Let's start by learning a little more about the Creative Commons license such as used by PLoS. To do so, we'll include a piece of media licensed under Creative Commons attribution (by) license.
We better attribute it: From Creative Commons, http://creativecommons.org/videos, found on Wikipedia, which is itself becoming Creative Commons (cc-by-sa: attribution and share alike), though currently GFDL. Okay, on to Open Access.
Green and Gold OA
Their are two basic paths to Open Access: the Green road and the Golden road. In Green Open Access, authors self-archive papers. Archiving post-publication is subject to copyright, while as pre-publication is simply a matter of journal policy. Most journals now allow pre-publication archiving -- Nature recently changed their policy to allow this. A long standing example in the physical sciences is arXiv.

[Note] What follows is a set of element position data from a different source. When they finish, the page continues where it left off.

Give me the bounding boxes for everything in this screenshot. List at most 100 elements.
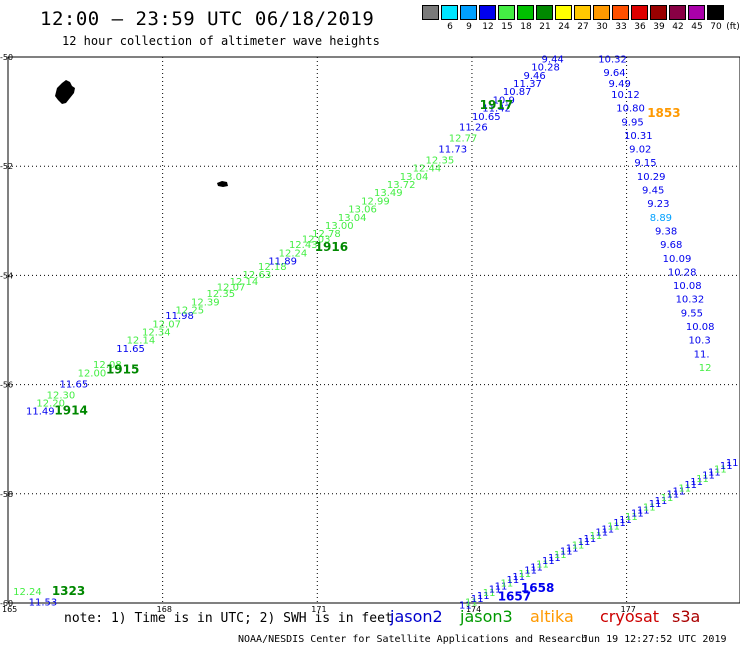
dense-track-lower-right: 1111111111111111111111111111111111111111… [459,458,739,612]
scale-swatch [669,5,686,20]
wave-height-label: 10.9 [493,95,515,106]
dense-track-mark: 11 [501,578,514,589]
legend-jason3: jason3 [460,607,513,626]
wave-height-label: 10.08 [686,322,715,333]
wave-height-label: 12.07 [217,283,246,294]
scale-label: 39 [653,22,665,32]
dense-track-mark: 11 [589,531,602,542]
wave-height-label: 12.03 [302,235,331,246]
wave-height-label: 12.24 [279,248,308,259]
wave-height-label: 12.35 [426,155,455,166]
wave-height-label: 12.35 [206,289,235,300]
wave-height-label: 12.20 [36,398,65,409]
dense-track-mark: 11 [542,556,555,567]
dense-track-mark: 11 [471,594,484,605]
legend-jason2: jason2 [390,607,443,626]
wave-height-label: 11. [694,349,710,360]
wave-height-label: 11.37 [513,79,542,90]
dense-track-mark: 11 [554,550,567,561]
wave-height-label: 12.34 [142,327,171,338]
dense-track-mark: 11 [655,496,668,507]
wave-height-label: 12.30 [47,390,76,401]
wave-height-label: 12.14 [127,336,156,347]
dense-track-mark: 11 [696,474,709,485]
dense-track-mark: 11 [595,528,608,539]
wave-height-label: 9.38 [655,226,677,237]
dense-track-mark: 11 [678,483,691,494]
wave-height-label: 9.02 [629,145,651,156]
wave-height-label: 11.65 [60,379,89,390]
wave-height-label: 9.23 [647,199,669,210]
dense-track-mark: 11 [619,515,632,526]
scale-label: 6 [447,22,453,32]
wave-height-label: 12.14 [230,277,259,288]
lon-tick-label: 165 [2,605,17,614]
wave-height-label: 10.28 [668,267,697,278]
wave-height-label: 10.28 [531,63,560,74]
dense-track-mark: 11 [477,591,490,602]
wave-height-label: 12 [699,363,712,374]
map-frame [7,56,740,604]
lat-tick-label: -54 [0,271,13,280]
wave-height-label: 9.64 [603,68,625,79]
wave-height-label: 12.00 [78,368,107,379]
lat-tick-label: -56 [0,381,13,390]
pass-time-label: 1914 [54,404,87,418]
dense-track-mark: 11 [566,543,579,554]
scale-swatch [479,5,496,20]
scale-swatch [574,5,591,20]
scale-swatch [422,5,439,20]
dense-track-mark: 11 [720,461,733,472]
dense-track-mark: 11 [548,553,561,564]
dense-track-mark: 11 [495,581,508,592]
lon-tick-label: 177 [621,605,636,614]
dense-track-mark: 11 [465,597,478,608]
wave-height-label: 10.32 [598,54,627,65]
wave-height-label: 9.46 [523,71,545,82]
dense-track-mark: 11 [459,600,472,611]
wave-height-label: 10.31 [624,131,653,142]
wave-height-label: 10.87 [503,87,532,98]
pass-time-label: 1915 [106,363,139,377]
generated-timestamp: Jun 19 12:27:52 UTC 2019 [582,634,727,645]
dense-track-mark: 11 [518,569,531,580]
wave-height-label: 8.89 [650,213,672,224]
wave-height-label: 11.89 [268,256,297,267]
scale-swatch [612,5,629,20]
wave-height-label: 10.80 [616,104,645,115]
wave-height-label: 13.00 [325,221,354,232]
dense-track-mark: 11 [714,464,727,475]
scale-swatch [517,5,534,20]
wave-height-label: 10.09 [663,254,692,265]
wave-height-label: 11.49 [26,407,55,418]
dense-track-mark: 11 [649,499,662,510]
dense-track-mark: 11 [512,572,525,583]
scale-label: 45 [691,22,703,32]
wave-height-label: 13.49 [374,188,403,199]
lat-tick-label: -58 [0,490,13,499]
scale-swatch [593,5,610,20]
wave-height-label: 13.04 [338,213,367,224]
footer-note: note: 1) Time is in UTC; 2) SWH is in fe… [64,611,393,626]
graticule [8,57,740,603]
wave-height-label: 11.65 [116,344,145,355]
wave-height-observations: 11.4912.2012.3011.6512.0012.0811.6512.14… [13,54,714,608]
wave-height-label: 9.49 [609,79,631,90]
wave-height-label: 12.07 [152,319,181,330]
wave-height-label: 9.15 [634,158,656,169]
pass-time-label: 1658 [521,581,554,595]
scale-label: 15 [501,22,513,32]
scale-swatch [631,5,648,20]
lat-tick-label: -60 [0,599,13,608]
scale-swatch [536,5,553,20]
dense-track-mark: 11 [601,524,614,535]
dense-track-mark: 11 [684,480,697,491]
legend-cryosat: cryosat [600,607,660,626]
scale-swatch [650,5,667,20]
dense-track-mark: 11 [483,588,496,599]
wave-height-label: 12.24 [13,587,42,598]
wave-height-label: 12.39 [191,297,220,308]
scale-label: 12 [482,22,494,32]
wave-height-label: 10.32 [676,295,705,306]
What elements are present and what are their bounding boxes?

Gold Open Access is the PLoS model, where researchers pay $1000 - $3000 to cover publication costs. Many journals use a hybrid model, where the authors have the option to pay and have their paper published as open access, see this list of journals accepting so called "sponsored articles" through Elsiver.
How big is Open Access?
Good question. NIH funded research requires it, as does Harvard.
Think bigger
Need More Openess? How about Open Peer Review? Check out Biology-direct, an open-source, open peer-review model. Authors solicit reviews from three board members and then can be published with or without revisions but with the reviewers comments and names included. Further alternative is Open Peer Commentary, where peer commentary on a target published article is published along with the author's response.
A natural extension of open publication is Open Text Books. Hear Richard Baraniuk discuss on TED talks, which use the cc-by-nd-nc (attribution, non-derivative, non-commercial):
How about all of science being open? Open Data and Open Notebooks? Check out the vision of Science Commons, and the example of Neurocommons.